Palyaçolar hiç şüphesiz her çocuk için farklı bir anlam ifade ediyor. Küçükken hepimiz onlara bayılıyor olsak da; ‘palyaço’dan korkan arkadaşlarınızı da hepiniz hatırlıyorsunuzdur. 🙂 Şimdi size anlatacağımız hikayede de bir palyaço var ama o, bildiğimiz palyaçolardan biraz farklı. Çünkü kendisi, belgesele konu olmuş bir “hastane palyaçosu”. Hikayesi de inanılmaz etkileyici.
Tıpkı bizim gibi bu belgeselden çok etkilenen yazar Selçuk Eren, Angus lakaplı bu palyaçoya ulaşmış ve ona Türkiye’de de artık birçok hastanede özel eğitimli palyaçoların kanserli çocuklara yardım ettiklerini anlatmış. Sorular sormuş ve Angus da, büyük bir özenle yazarın tüm sorularını cevaplamış. İşte bu yazıdan hareketle sizin için hazırladığımız bu muhteşem adamın hikayesi. İnanıyoruz ki; onun hikayesi, birçok insana ilham olacak.
Ewan Mackinnon, Danimarka’nın ikinci büyük hastanesi olan Skejby’nin Kanserle Mücadele Bölümü’ndeki çocuk hastalarla ilgileniyor
Onun lakabı Angus ve o bir palyaço. Ancak üzerindeki beyaz önlüğü, kullandığı ağız maskesi, doktor eldiveni ve bonesiyle alışık olduğumuz renkli palyaçolardan biraz farklı
Angus, hastanede tıpkı sirk palyaçoları gibi küçük bisikletine biniyor ve -hizmet verdiği yer bir hastane olduğu için daha dikkatli davranarak- kanserli çocukları güldürmeye çalışıyor
Ve çocuklar en zor ameliyatlara bile Angus’u takip ederek ağlamadan gidiyor; yemek yememek için nazlanan çocuklar bir tek ona itiraz etmiyor
Öncesinde de sirk palyaçosu olan ve akrobat olarak çalışan Angus, hastane palyaçoluğu teklifini ilk olarak 2001’de almış ama ilk kez duyduğu bu işle ilgili ilk başta hiç niyeti yokmuş; sonraysa fikri değişmiş
Ewan, daha önce hiç duymadığı “hastane palyaçoluğu” nu ilk duyduğunda hiçbir fikri yokmuş bununla ilgili.
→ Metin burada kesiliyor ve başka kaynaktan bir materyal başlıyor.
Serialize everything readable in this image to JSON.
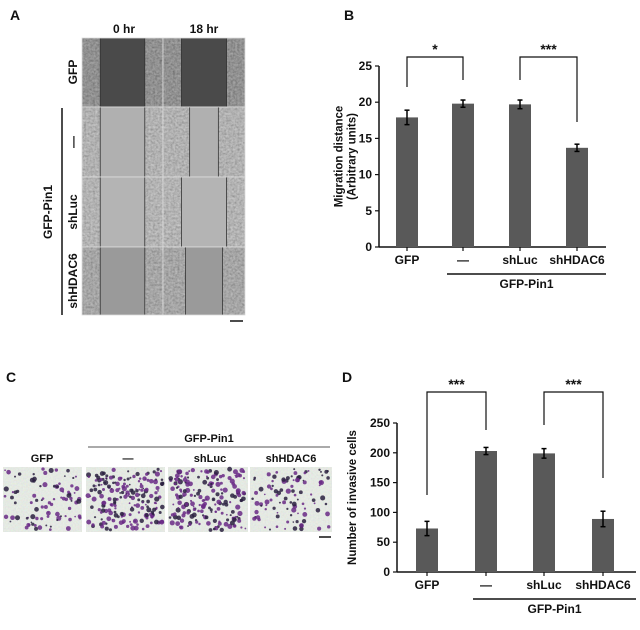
{
  "panels": {
    "a": {
      "letter": "A",
      "columns": [
        "0 hr",
        "18 hr"
      ],
      "rows": [
        "GFP",
        "—",
        "shLuc",
        "shHDAC6"
      ],
      "group_label": "GFP-Pin1"
    },
    "c": {
      "letter": "C",
      "group_label": "GFP-Pin1",
      "columns": [
        "GFP",
        "—",
        "shLuc",
        "shHDAC6"
      ],
      "stain_color": "#6a2a86"
    },
    "b": {
      "letter": "B"
    },
    "d": {
      "letter": "D"
    }
  },
  "chart_data": [
    {
      "type": "bar",
      "panel": "B",
      "categories": [
        "GFP",
        "—",
        "shLuc",
        "shHDAC6"
      ],
      "group_label": "GFP-Pin1",
      "values": [
        17.9,
        19.8,
        19.7,
        13.7
      ],
      "errors": [
        1.0,
        0.5,
        0.6,
        0.5
      ],
      "ylabel": [
        "Migration distance",
        "(Arbitrary units)"
      ],
      "ylim": [
        0,
        25
      ],
      "yticks": [
        "0",
        "5",
        "10",
        "15",
        "20",
        "25"
      ],
      "grid": false,
      "bar_color": "#595959",
      "significance": [
        {
          "from": 0,
          "to": 1,
          "label": "*"
        },
        {
          "from": 2,
          "to": 3,
          "label": "***"
        }
      ]
    },
    {
      "type": "bar",
      "panel": "D",
      "categories": [
        "GFP",
        "—",
        "shLuc",
        "shHDAC6"
      ],
      "group_label": "GFP-Pin1",
      "values": [
        73,
        203,
        199,
        89
      ],
      "errors": [
        12,
        6,
        8,
        13
      ],
      "ylabel": [
        "Number of invasive cells"
      ],
      "ylim": [
        0,
        250
      ],
      "yticks": [
        "0",
        "50",
        "100",
        "150",
        "200",
        "250"
      ],
      "grid": false,
      "bar_color": "#595959",
      "significance": [
        {
          "from": 0,
          "to": 1,
          "label": "***"
        },
        {
          "from": 2,
          "to": 3,
          "label": "***"
        }
      ]
    }
  ]
}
Ve o dönemde, hastanede karşılaşacağı duygu yoğunluğu ve acılara hiç hazır olmadığı için, bunun kendisi için bir yönden de iyi olduğunu düşünüyor.
Ona göre hastanedeki en zor görev, ailelerin ve çocukların acılarıyla başa çıkmak
Ewan, bu işi yapmanın insanın enerjisini tüketebildiğini söylese de işini severek yapıyor. Ve ekliyor:
“Bence işimde iyi olmamın en önemli sebebi, onda her gün yenilikler görebilmem. Bu zor durumlarda, çocuklara ve ailelerine yardım edebilmenin yeni yollarını bulmak için sürekli kendimle yarış halindeyim.”
Angus’un hikayesinin bir de belgeseli var: Gazeteci Ida Gron’un çektiği “Çocuk ve Palyaço” belgeseli
Belgeselde Angus ve hastanenin Çocuk Onkolojisi Bölümü’nde yatmakta olan 6 yaşındaki Tobias isimli hasta çocuğun bir buçuk yıllık kanserle mücadelesi anlatılıyor. İzlerken duygulanmamak mümkün değil ve hatta dayanıp sonuna kadar izleyebilmek de oldukça güç.
“Hayatımın, hastanede bir palyaço olarak çalıştığım kısmı, kendimle en güzel bağı kurduğum anlar.” diyor Angus
“Hayatımın, hastanede bir palyaço olarak çalıştığım kısmı, kendimle en güzel bağı kurduğum anlar. Hastanenin kanser bölümünde diğer palyaço arkadaşımla haftada iki kez karşılaşıyorum. Burada, her gün acı dolu ve zorlu tedavi süreçlerine maruz kalan çocuklara yardımcı olmaya çalışıyoruz. Tanıştığımız çocukların büyük bölümünün kanseri yenmesi bize tarifsiz bir mutluluk veriyor. Ama gözümüzün önünde kayan minik hayatlar size bildiğiniz her şeyi baştan sorgulatıyor.”